With the agglomeration of population to big cities and the contraction of county economy, small projects in many places are also shrinking. Even without the pressure of environmental protection and carbon emissions, the continued decline in local demand alone is enough to make such enterprises gradually lose their survival support. Asset-light operation can delay consumption, but if regional demand continues to shrink, the end point will not change, just arrive later.

"Support" does not mean that there is a way out

in the cold winter of the industry, "support" is an instinct, but "support" does not mean that there is a way out. The structural shrinkage of cement market demand can not be explained by a certain policy or a certain cost, but by the fundamental change of the growth logic of the whole industry. Enterprises

caught in the middle are not facing the choice question of "whether to quit or not", but the blank filling question of "when to quit"-and this blank filling question is getting smaller and smaller, and the time is getting tighter and tighter.

While there are still chips in hand, actively assessing the way out and actively docking the integration side are the ways to grasp the fate in their own hands. Wait for demand to shrink again, wait for regional prices to rot again, wait until you can't even negotiate decent assets, then it's too late to say anything. The

situation is no one's fault, but how to deal with it is our own business.

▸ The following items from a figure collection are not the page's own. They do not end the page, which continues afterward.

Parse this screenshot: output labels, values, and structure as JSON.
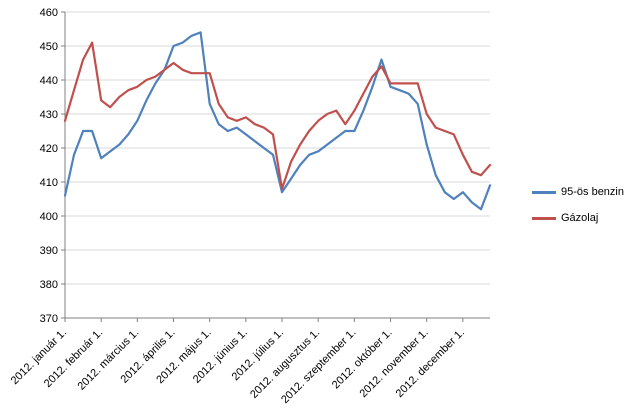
{
  "chart_data": {
    "type": "line",
    "title": "",
    "xlabel": "",
    "ylabel": "",
    "ylim": [
      370,
      460
    ],
    "ytick_step": 10,
    "grid": "horizontal",
    "legend_position": "right",
    "x_tick_labels": [
      "2012. január 1.",
      "2012. február 1.",
      "2012. március 1.",
      "2012. április 1.",
      "2012. május 1.",
      "2012. június 1.",
      "2012. július 1.",
      "2012. augusztus 1.",
      "2012. szeptember 1.",
      "2012. október 1.",
      "2012. november 1.",
      "2012. december 1."
    ],
    "points_per_month": 4,
    "series": [
      {
        "name": "95-ös benzin",
        "color": "#4F81BD",
        "values": [
          406,
          418,
          425,
          425,
          417,
          419,
          421,
          424,
          428,
          434,
          439,
          443,
          450,
          451,
          453,
          454,
          433,
          427,
          425,
          426,
          424,
          422,
          420,
          418,
          407,
          411,
          415,
          418,
          419,
          421,
          423,
          425,
          425,
          431,
          438,
          446,
          438,
          437,
          436,
          433,
          421,
          412,
          407,
          405,
          407,
          404,
          402,
          409
        ]
      },
      {
        "name": "Gázolaj",
        "color": "#C0504D",
        "values": [
          428,
          437,
          446,
          451,
          434,
          432,
          435,
          437,
          438,
          440,
          441,
          443,
          445,
          443,
          442,
          442,
          442,
          433,
          429,
          428,
          429,
          427,
          426,
          424,
          408,
          416,
          421,
          425,
          428,
          430,
          431,
          427,
          431,
          436,
          441,
          444,
          439,
          439,
          439,
          439,
          430,
          426,
          425,
          424,
          418,
          413,
          412,
          415
        ]
      }
    ],
    "axis_color": "#808080",
    "gridline_color": "#D9D9D9"
  }
}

All can be viewed after purchase
Correlation

Enterprises caught in the middle are not facing the choice question of "whether to quit or not", but the blank filling question of "when to quit"-and this blank filling question is getting smaller and smaller, and the time is getting tighter and tighter.

2026-05-20 14:05:26

Recently, the Department of Industry and Information Technology of Hainan Province issued the Announcement on the List of the First Batch of Enterprises to be Supported by Electricity Cost in the First Quarter of 2026. At least ten cement enterprises were selected into the List of the First Batch of Manufacturing Enterprises to be Supported by Electricity in the First Quarter of 2026, with a total amount of 19.0414 million yuan to be supported by the government.